German economy ministry presents onshore wind power rescue plan
Clean Energy Wire / Süddeutsche Zeitung
Germany's economy ministry has presented a plan for strengthening the expansion of onshore wind power in Germany. Following a national crisis meeting with the country's wind power industry and other stakeholders at the beginning of September, economy minister Peter Altmaier promised a slew of regulatory changes to remove legal hurdles for wind power expansion and to increase acceptance among residents that have to live near the large turbines.
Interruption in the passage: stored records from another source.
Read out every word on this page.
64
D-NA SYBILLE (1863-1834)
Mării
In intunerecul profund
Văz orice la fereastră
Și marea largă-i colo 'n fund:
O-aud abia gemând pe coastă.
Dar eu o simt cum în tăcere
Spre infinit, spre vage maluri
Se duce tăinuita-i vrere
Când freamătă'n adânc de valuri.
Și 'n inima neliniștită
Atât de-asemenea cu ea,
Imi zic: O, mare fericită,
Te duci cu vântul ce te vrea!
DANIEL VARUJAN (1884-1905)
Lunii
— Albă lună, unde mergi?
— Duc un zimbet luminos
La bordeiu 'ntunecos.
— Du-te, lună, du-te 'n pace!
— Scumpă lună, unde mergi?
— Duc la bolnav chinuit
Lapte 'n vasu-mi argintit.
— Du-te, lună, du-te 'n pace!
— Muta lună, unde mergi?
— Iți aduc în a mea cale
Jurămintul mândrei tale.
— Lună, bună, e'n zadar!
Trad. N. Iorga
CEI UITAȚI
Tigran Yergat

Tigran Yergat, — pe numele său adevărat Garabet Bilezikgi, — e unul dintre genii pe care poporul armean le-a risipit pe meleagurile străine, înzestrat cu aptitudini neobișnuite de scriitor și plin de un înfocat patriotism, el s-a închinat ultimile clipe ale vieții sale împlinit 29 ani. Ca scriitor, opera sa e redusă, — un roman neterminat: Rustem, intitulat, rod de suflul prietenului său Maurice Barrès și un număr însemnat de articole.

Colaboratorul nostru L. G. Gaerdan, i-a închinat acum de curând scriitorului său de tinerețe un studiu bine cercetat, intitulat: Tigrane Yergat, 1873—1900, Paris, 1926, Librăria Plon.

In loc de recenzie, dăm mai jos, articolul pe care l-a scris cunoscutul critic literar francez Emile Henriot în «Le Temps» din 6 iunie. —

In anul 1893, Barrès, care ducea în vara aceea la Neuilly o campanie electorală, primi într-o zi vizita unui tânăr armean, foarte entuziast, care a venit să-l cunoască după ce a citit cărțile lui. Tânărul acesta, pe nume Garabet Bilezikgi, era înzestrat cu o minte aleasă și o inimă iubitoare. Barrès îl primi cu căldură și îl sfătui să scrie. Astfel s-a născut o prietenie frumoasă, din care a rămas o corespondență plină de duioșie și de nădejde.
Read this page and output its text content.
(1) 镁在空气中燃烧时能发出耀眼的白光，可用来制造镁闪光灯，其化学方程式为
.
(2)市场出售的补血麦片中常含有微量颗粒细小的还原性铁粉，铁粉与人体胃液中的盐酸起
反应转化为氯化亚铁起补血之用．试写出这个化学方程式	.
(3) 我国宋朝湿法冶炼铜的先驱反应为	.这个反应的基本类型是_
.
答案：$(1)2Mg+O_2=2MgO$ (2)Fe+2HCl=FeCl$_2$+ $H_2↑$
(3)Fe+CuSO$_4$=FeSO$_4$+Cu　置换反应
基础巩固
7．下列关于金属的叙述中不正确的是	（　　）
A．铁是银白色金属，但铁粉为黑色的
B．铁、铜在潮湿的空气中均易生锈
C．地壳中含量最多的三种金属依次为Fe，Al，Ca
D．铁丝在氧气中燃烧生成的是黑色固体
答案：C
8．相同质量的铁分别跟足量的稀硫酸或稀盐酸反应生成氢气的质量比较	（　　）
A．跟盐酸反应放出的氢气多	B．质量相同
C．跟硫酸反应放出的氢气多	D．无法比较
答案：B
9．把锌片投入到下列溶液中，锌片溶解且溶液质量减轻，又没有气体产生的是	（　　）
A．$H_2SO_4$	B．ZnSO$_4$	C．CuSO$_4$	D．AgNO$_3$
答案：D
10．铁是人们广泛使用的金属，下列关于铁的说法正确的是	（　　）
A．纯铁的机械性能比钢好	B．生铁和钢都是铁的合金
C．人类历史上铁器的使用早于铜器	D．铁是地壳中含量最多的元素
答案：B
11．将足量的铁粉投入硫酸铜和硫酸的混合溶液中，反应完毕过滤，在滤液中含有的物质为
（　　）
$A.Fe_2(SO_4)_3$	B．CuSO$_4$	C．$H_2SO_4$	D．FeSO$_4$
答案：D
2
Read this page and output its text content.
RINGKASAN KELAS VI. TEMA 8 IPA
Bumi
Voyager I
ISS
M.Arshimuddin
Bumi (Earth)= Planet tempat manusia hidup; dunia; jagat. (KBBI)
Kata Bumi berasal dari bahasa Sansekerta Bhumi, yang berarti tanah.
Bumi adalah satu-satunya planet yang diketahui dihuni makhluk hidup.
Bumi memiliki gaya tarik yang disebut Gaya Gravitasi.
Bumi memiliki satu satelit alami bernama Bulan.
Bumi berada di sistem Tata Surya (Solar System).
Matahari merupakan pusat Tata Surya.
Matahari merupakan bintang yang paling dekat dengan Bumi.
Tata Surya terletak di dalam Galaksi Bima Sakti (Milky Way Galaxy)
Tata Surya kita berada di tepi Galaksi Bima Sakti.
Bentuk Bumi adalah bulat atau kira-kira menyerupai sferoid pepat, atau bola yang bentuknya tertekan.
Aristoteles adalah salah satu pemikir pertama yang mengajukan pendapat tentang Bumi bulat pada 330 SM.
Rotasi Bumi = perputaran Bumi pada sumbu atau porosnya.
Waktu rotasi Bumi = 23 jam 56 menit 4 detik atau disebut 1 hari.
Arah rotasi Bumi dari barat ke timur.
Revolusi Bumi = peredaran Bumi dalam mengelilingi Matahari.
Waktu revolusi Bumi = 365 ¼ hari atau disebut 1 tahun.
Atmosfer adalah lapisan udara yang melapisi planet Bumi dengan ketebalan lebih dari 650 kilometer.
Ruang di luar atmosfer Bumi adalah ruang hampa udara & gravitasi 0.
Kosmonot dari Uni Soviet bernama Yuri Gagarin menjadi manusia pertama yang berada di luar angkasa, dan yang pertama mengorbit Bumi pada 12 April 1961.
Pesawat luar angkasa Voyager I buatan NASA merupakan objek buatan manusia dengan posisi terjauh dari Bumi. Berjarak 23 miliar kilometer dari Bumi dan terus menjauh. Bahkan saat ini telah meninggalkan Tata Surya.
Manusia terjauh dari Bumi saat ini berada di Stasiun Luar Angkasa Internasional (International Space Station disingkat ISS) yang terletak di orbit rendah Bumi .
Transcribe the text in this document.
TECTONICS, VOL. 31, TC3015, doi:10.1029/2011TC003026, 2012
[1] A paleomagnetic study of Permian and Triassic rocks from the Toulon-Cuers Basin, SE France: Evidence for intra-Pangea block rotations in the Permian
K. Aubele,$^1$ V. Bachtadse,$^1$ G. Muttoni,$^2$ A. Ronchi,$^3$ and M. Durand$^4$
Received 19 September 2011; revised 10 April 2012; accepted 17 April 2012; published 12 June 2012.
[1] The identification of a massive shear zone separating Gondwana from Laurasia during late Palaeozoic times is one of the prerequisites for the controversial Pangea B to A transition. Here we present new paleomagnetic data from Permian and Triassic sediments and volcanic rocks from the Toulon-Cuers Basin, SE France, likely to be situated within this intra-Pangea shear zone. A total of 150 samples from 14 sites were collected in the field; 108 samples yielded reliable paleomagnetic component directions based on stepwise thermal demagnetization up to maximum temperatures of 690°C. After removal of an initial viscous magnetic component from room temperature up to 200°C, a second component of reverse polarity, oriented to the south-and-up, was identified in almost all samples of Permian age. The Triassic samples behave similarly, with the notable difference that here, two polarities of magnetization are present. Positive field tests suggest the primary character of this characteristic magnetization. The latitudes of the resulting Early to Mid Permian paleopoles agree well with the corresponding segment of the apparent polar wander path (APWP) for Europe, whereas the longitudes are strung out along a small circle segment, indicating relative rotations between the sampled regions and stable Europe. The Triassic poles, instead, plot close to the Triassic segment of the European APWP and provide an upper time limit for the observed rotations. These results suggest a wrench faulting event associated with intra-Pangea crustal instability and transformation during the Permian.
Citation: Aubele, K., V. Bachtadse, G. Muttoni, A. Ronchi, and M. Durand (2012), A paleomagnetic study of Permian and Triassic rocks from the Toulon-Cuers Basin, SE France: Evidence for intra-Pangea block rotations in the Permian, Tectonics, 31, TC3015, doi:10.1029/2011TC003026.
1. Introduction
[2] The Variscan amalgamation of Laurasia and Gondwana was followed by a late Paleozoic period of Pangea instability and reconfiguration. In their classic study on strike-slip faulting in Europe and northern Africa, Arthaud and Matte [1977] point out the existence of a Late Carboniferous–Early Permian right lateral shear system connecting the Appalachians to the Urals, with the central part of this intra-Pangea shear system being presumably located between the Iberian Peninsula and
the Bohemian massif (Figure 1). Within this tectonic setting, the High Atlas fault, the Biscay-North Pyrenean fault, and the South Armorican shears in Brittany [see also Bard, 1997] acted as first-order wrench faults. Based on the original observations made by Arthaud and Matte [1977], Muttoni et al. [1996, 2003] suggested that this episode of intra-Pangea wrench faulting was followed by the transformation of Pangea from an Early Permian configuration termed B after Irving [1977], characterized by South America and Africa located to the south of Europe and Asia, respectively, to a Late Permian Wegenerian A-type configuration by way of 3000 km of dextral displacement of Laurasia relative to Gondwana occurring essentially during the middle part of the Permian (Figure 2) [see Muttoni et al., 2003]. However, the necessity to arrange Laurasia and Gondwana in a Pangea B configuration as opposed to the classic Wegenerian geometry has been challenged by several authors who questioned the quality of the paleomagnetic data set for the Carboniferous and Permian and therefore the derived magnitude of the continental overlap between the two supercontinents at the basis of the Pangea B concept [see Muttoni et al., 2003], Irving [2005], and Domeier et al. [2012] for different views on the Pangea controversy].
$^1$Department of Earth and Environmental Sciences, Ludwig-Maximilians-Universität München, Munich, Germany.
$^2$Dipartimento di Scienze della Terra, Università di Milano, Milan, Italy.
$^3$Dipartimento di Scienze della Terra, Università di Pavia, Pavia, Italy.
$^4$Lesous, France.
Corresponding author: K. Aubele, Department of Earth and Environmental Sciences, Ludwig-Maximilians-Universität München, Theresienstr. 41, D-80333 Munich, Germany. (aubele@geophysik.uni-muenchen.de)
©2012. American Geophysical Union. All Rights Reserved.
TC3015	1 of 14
The ministry's plan now includes changes to Germany's environmental law to achieve greater clarity for cases in which turbine projects are blocked for reasons of species' conservation, a better synchronisation of grid expansion measures, and new wind power projects and improved zoning plans for Germany's federal states to ensure that enough land is available for new turbines. "The diversity of our measures and the involved actors show that strengthening wind power is a joint task for the federal government and the federal states," the ministry writes, adding that other ministries and the state governments will share responsibility for implementing the plan's measures.
The head of energy company RWE, Rolf Martin Schmitz, said the government would have to "curtail the rights of citizens more" to ensure that wind power expansion in Germany gets back in line with the country's emissions reduction and renewables expansion targets. "Society has to decide what it wants," Schmitz told Süddeutsche Zeitung in an interview.
Onshore wind power expansion in Germany has fallen to its lowest level in 20 years in the first half of 2019, casting doubts over the government's plans to reach a share of 65 percent renewables in power consumption by 2030. The main reasons for lagging expansion are licensing problems and lawsuits against new turbines by local residents and other interest groups.